J’ai toujours ressenti un mélange de scepticisme et de confiance devant les prix, ce qui fait que, non seulement, j’ai pu m’occuper du fonctionnement de certains prix et même de la conception de certains autres… J’aime imaginer des règlements de prix et j’ai la faiblesse de penser qu’un palmarès de prix littéraires est important. Un prix doit se penser dans le temps, dans une longueur de temps. Si l’on fait un prix, c’est pour créer un palmarès, un palmarès qui témoigne d’un moment de l’histoire de la littérature et un palmarès qui résiste au temps. Or, si on étudie les prix de près, on se rend compte que c’est rarement le cas.
« Un prix pose des repères et il construit progressivement une histoire. » (J. De Decker)
Les prix ne sont pas parfaits, mais sont-ils indispensables ?
Il y a énormément de réserves à émettre sur les prix et cependant la machine tourne. Les prix fonctionnent incroyablement bien, en particulier en France. C’est un pays où les prix ont une importance économique et culturelle majeure à la différence de l’Allemagne, que je connais un peu, ou des prix américains. Les prix américains sont surtout importants pour une élite, pour les initiés, pour les universitaires. Je ne pense pas qu’ils touchent à ce point le grand public. Les prix allemands sont très solennels. Ils portent en général de grands noms d’écrivains comme le prix Goethe.
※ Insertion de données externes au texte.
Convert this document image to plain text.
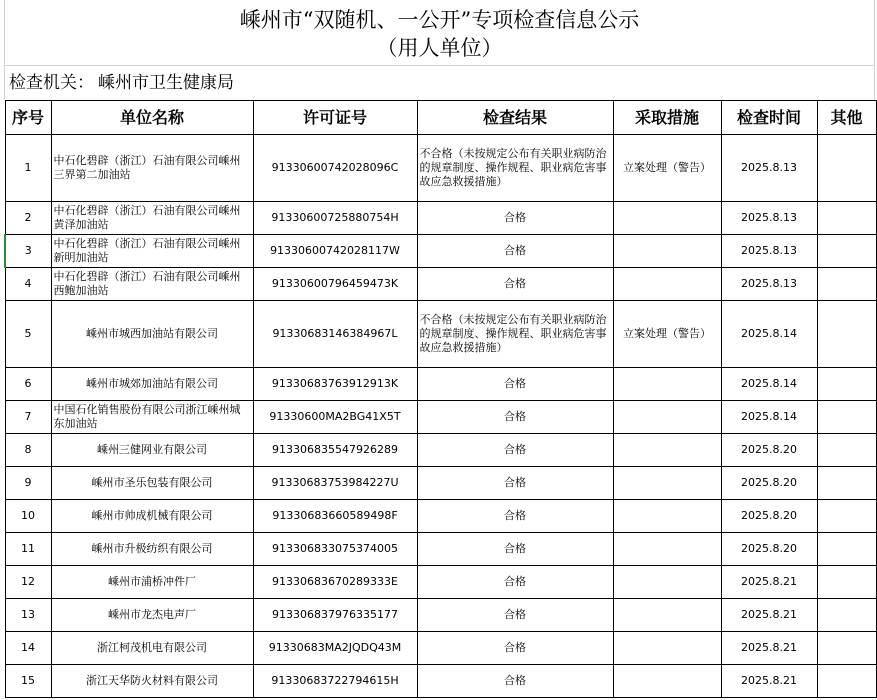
嵊州市“双随机、一公开”专项检查信息公示
（用人单位）
检查机关： 嵊州市卫生健康局
序号	单位名称	许可证号	检查结果	采取措施	检查时间	其他
1	中石化碧辟（浙江）石油有限公司嵊州三界第二加油站	91330600742028096C	不合格（未按规定公布有关职业病防治的规章制度、操作规程、职业病危害事故应急救援措施）	立案处理（警告）	2025.8.13	
2	中石化碧辟（浙江）石油有限公司嵊州黄泽加油站	91330600725880754H	合格		2025.8.13	
3	中石化碧辟（浙江）石油有限公司嵊州新明加油站	91330600742028117W	合格		2025.8.13	
4	中石化碧辟（浙江）石油有限公司嵊州西鲍加油站	91330600796459473K	合格		2025.8.13	
5	嵊州市城西加油站有限公司	91330683146384967L	不合格（未按规定公布有关职业病防治的规章制度、操作规程、职业病危害事故应急救援措施）	立案处理（警告）	2025.8.14	
6	嵊州市城郊加油站有限公司	91330683763912913K	合格		2025.8.14	
7	中国石化销售股份有限公司浙江嵊州城东加油站	91330600MA2BG41X5T	合格		2025.8.14	
8	嵊州三健网业有限公司	91330683554792628​9	合格		2025.8.20	
9	嵊州市圣乐包装有限公司	91330683753984227U	合格		2025.8.20	
10	嵊州市帅成机械有限公司	91330683660589498F	合格		2025.8.20	
11	嵊州市升极纺织有限公司	91330683307537400​5	合格		2025.8.20	
12	嵊州市浦桥冲件厂	91330683670289333E	合格		2025.8.21	
13	嵊州市龙杰电声厂	91330683797633517​7	合格		2025.8.21	
14	浙江柯茂机电有限公司	91330683MA2JQDQ43M	合格		2025.8.21	
15	浙江天华防火材料有限公司	91330683722794615H	合格		2025.8.21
En France, les prix ont un impact et une audience immenses. Ils jouent un rôle central.
Comment expliquer l’importance majeure prise par les prix depuis plus d’un siècle ?
Il faut revenir aux origines des prix. L’importance des prix est liée aux péripéties et aux anecdotes qui ont créé des prix. Une compagnie comme une académie a, parmi ses fonctions, la distribution de prix. Ça a été primordial à l’Académie française. Sur ce modèle-là, d’autres académies se sont mises à remettre des prix. C’est par opposition à l’Académie française et à ses prix qu’ont été créés l’Académie Goncourt et son prix. En Belgique, il y avait, sur le même principe, l’Académie Picard, qui était une académie alternative à l’académie officielle. Comme l’Académie donnait des prix, ces académies marginales devaient, elles aussi, donner des prix. Puis, il y a eu des prix par genre, par secteur qui se sont démultipliés. Aujourd’hui, les prix font fureur.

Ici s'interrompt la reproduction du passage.